At the very least Pepsi can now truthfully say, “We TOLD them it’s just tap water and yet they continue to buy it! Who are we to deny them their right to spend way more than they need to for water?”
What’s interesting to me is the slowly growing backlash against bottled water. The backlash isn’t so much because folks are wasting money as much as it is because the amount of waste in the form of plastic bottles in landfills and the energy and resources to make said bottles and transport said water. Several cities are already taking steps to discourage bottled water:
San Francisco’s mayor banned city employees from using city funds to buy bottled water when tap water is available. Ann Arbor, Michigan passed a resolution banning commercially bottled water at city events and Salt Lake City, Utah asked department heads to eliminate bottled water.
Critics charge the bottled water industry adds plastic to landfills, uses too much energy by producing and shipping bottles across the world and undermines confidence in the safety and cleanliness of public water supplies, all while much of the world’s population is without access to clean water.
Alas, it’s doubtful even telling people it’s just plain old tap water isn’t likely to put much of a dent in sales:
“Consumers have an affection for bottled water.

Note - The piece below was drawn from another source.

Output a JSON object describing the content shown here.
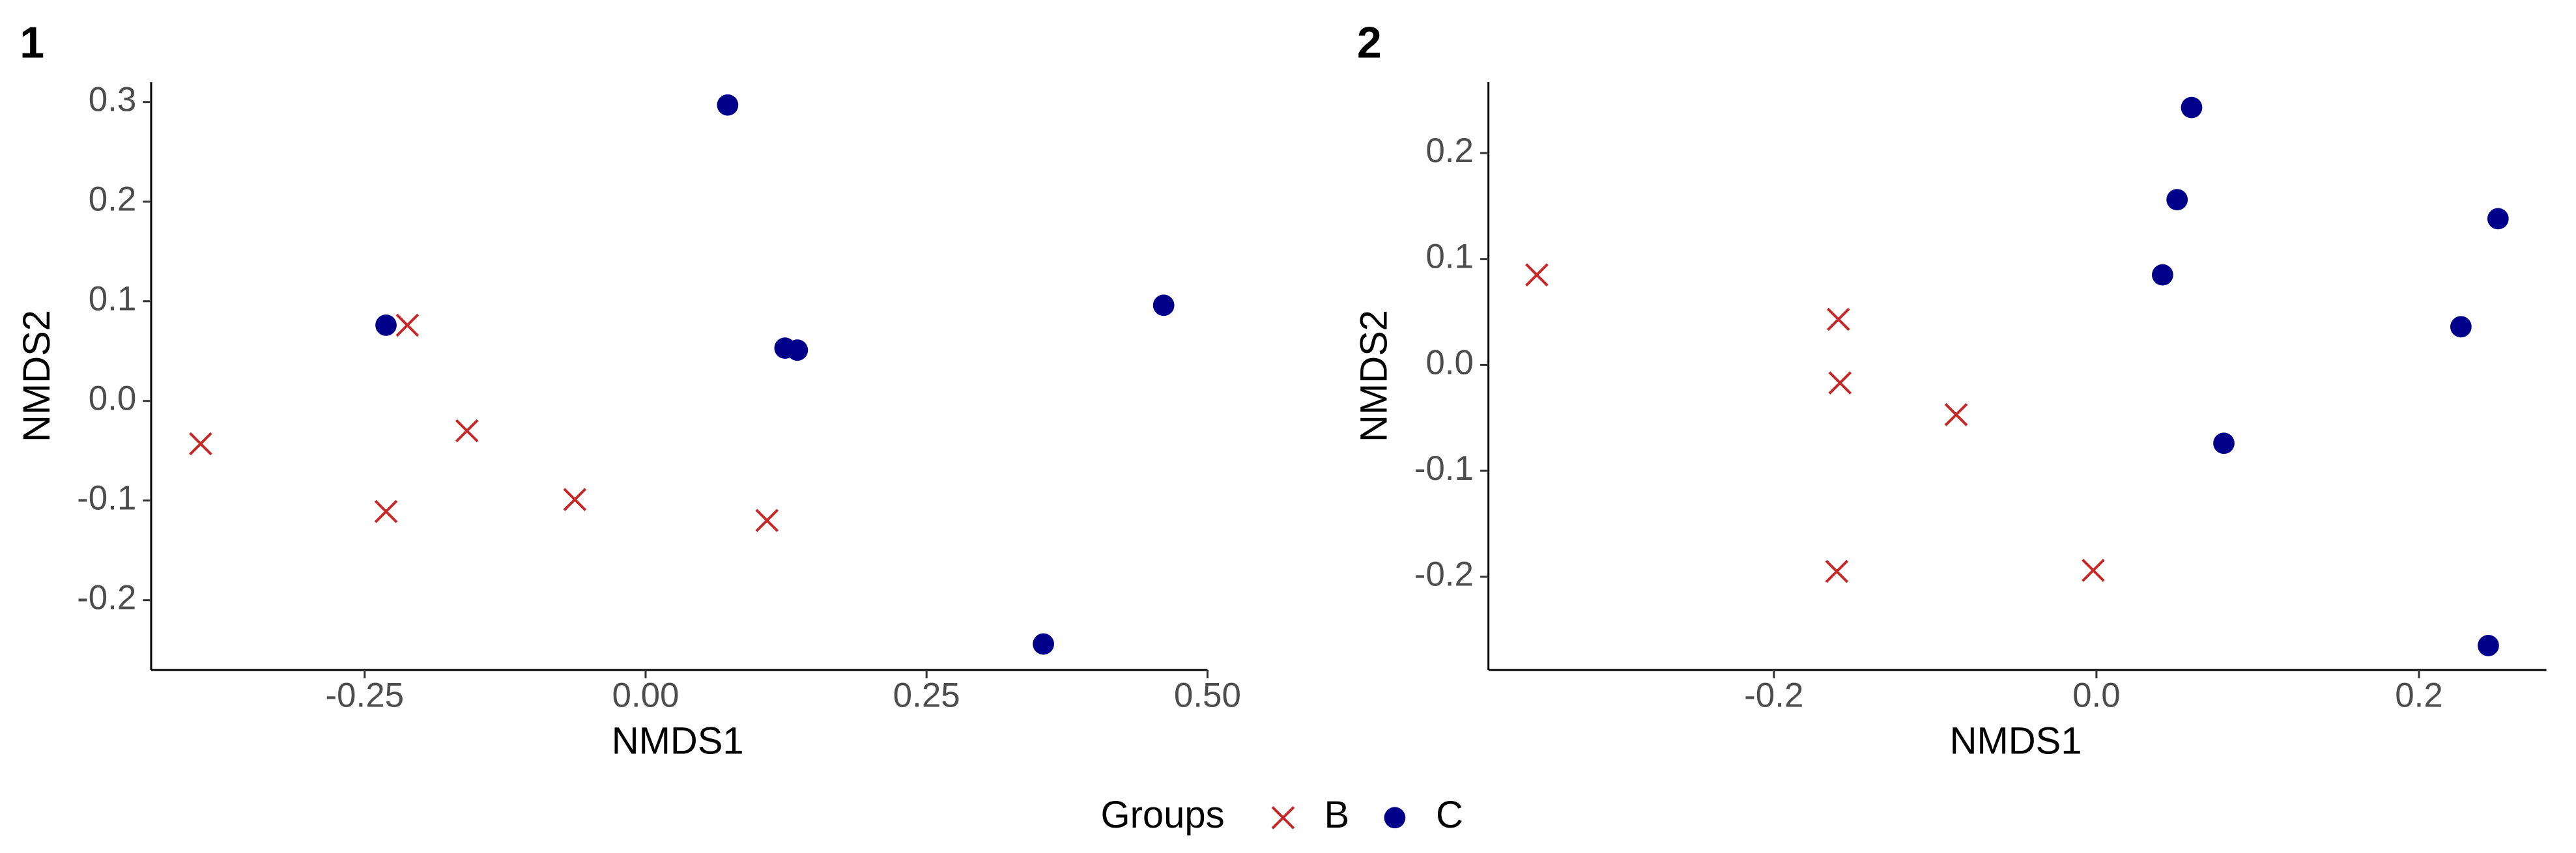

It’s not an issue of taste or health, it’s about convenience,” the newsletter’s publisher, John Sicher, said. “Try walking up (New York City’s) Third Avenue on a hot day and getting a glass of tap water.”
But industry observers said such opposition is unlikely to drain U.S. sales of bottled water, which reached 2.6 billion cases in 2006, according to Beverage Digest. The industry newsletter estimated that U.S. consumers spent about $15 billion on bottled water last year.
Dammmnnnnn! $15 billion selling people plain old tap water. I’m definitely in the wrong business.
I can certainly see where convenience may play a role in sales of bottled water, I’ve stopped and bought a bottle during more than one road trip (though I usually prefer diet pop), and I can also see an argument for bottled water in homes without access to a municipal water system, but I have to shake my head at people who buy whole cases of bottled water when they have perfectly decent tap water in their homes. Seems a little silly to me, but it’s not my money.